Rather than waiting for AI to fully mature — a timeline that remains uncertain—Upwork is betting on a hybrid approach that leverages AI's strengths (speed, scalability, pattern recognition) while retaining human strengths (judgment, creativity, contextual understanding).

This philosophy extends to learning and improvement. Current AI models train primarily on static datasets scraped from the internet, supplemented by human preference feedback. But most professional work is qualitative, making it difficult for AI systems to know whether their outputs are actually good without expert evaluation.

"Unless you have this collaboration between the human and the machine, where the human is kind of the teacher and the machine is the student trying to discover new solutions, none of this will be possible," Rabinovich said. "Upwork is very uniquely positioned to create such an environment because if you try to do this with, say, self-driving cars, and you tell Waymo cars to explore new ways of getting to the airport, like avoiding traffic signs, then a bunch of bad things will happen.
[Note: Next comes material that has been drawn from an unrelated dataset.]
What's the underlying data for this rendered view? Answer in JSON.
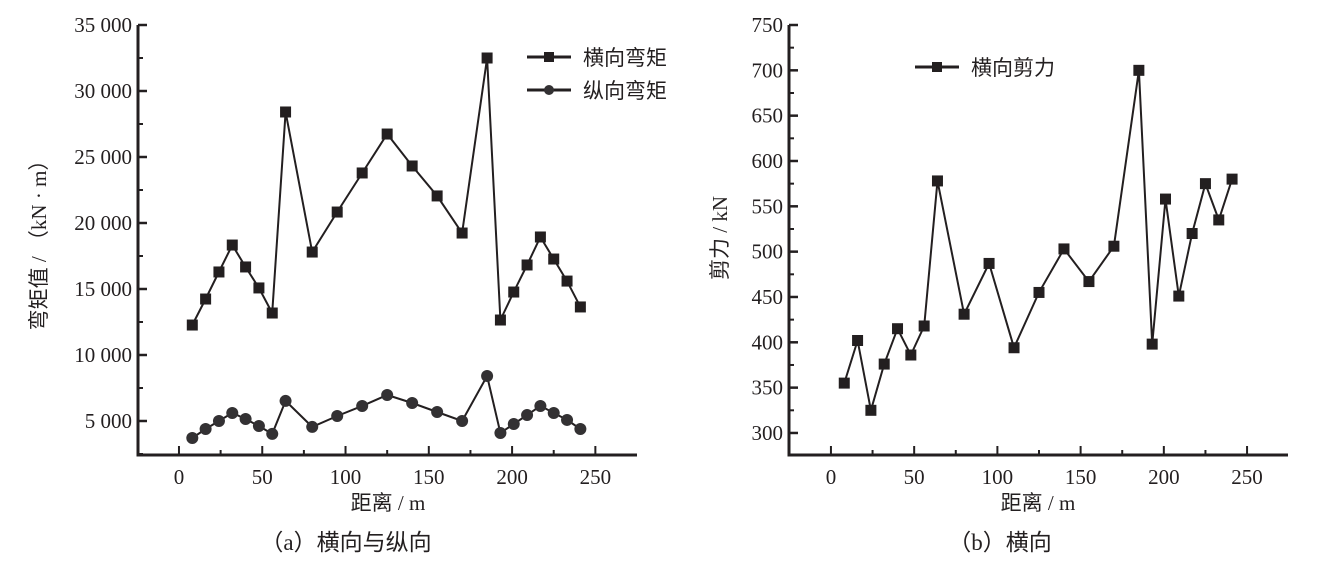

In doing work on Upwork, if it creates a wrong website, it doesn't cost very much, and there's no negative side effects. But the opportunity to learn is absolutely tremendous."
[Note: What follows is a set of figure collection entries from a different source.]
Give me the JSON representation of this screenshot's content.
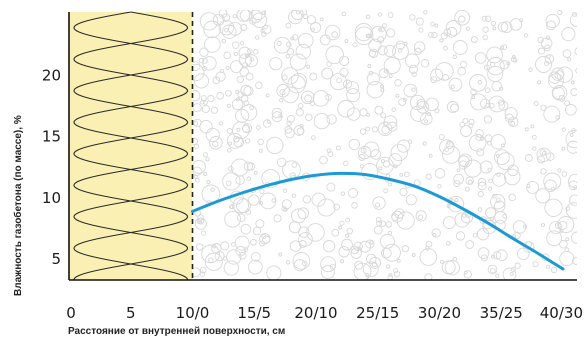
{
  "chart_data": {
    "type": "line",
    "title": "",
    "xlabel": "Расстояние от внутренней поверхности, см",
    "ylabel": "Влажность газобетона (по массе), %",
    "x_ticks": [
      "0",
      "5",
      "10/0",
      "15/5",
      "20/10",
      "25/15",
      "30/20",
      "35/25",
      "40/30"
    ],
    "y_ticks": [
      "5",
      "10",
      "15",
      "20"
    ],
    "x_range": [
      0,
      40
    ],
    "y_range": [
      3.3,
      25
    ],
    "insulation_region_x": [
      0,
      10
    ],
    "series": [
      {
        "color": "#1b9ad6",
        "x": [
          10,
          12,
          14,
          16,
          18,
          20,
          22,
          24,
          26,
          28,
          30,
          32,
          34,
          36,
          38,
          40
        ],
        "y": [
          8.9,
          9.7,
          10.4,
          11.0,
          11.5,
          11.85,
          12.0,
          11.9,
          11.5,
          10.95,
          10.1,
          9.05,
          7.9,
          6.65,
          5.45,
          4.2
        ]
      }
    ],
    "colors": {
      "insulation_fill": "#faf0b4",
      "curve": "#1b9ad6",
      "bubbles": "#d8d8d8",
      "axis": "#111111"
    },
    "grid": false
  }
}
Will AI take your job? The evidence suggests a more complicated answer

While much public discourse around AI focuses on job displacement, Rabinovich argues the historical pattern suggests otherwise — though the transition may prove disruptive.

"The narrative in the public is that AI is eliminating jobs, whether it's writing, translation, coding or other digital work, but no one really talks about the exponential amount of new types of work that it will create," he said. "When we invented electricity and steam engines and things like that, they certainly replaced certain jobs, but the amount of new jobs that were introduced is exponentially more, and we think the same is going to happen here."

The research identifies emerging job categories focused on AI oversight: designing effective human-machine workflows, providing high-quality feedback to improve agent performance, and verifying that AI-generated work meets quality standards. These skills—prompt engineering, agent supervision, output verification—barely existed two years ago but now command premium rates on platforms like Upwork.

"New types of skills from humans are becoming necessary in the form of how to design the interaction between humans and machines, how to guide agents to make them better, and ultimately, how to verify that whatever agentic proposals are being made are actually correct, because that's what's necessary in order to advance the state of AI," Rabinovich said.

The question remains whether this transition— from doing tasks to overseeing them — will create opportunities as quickly as it disrupts existing roles. For freelancers on Upwork, the answer may already be emerging in their bank accounts: The platform saw AI-related work grow 53% year-over-year, even as fears of AI-driven unemployment dominated headlines.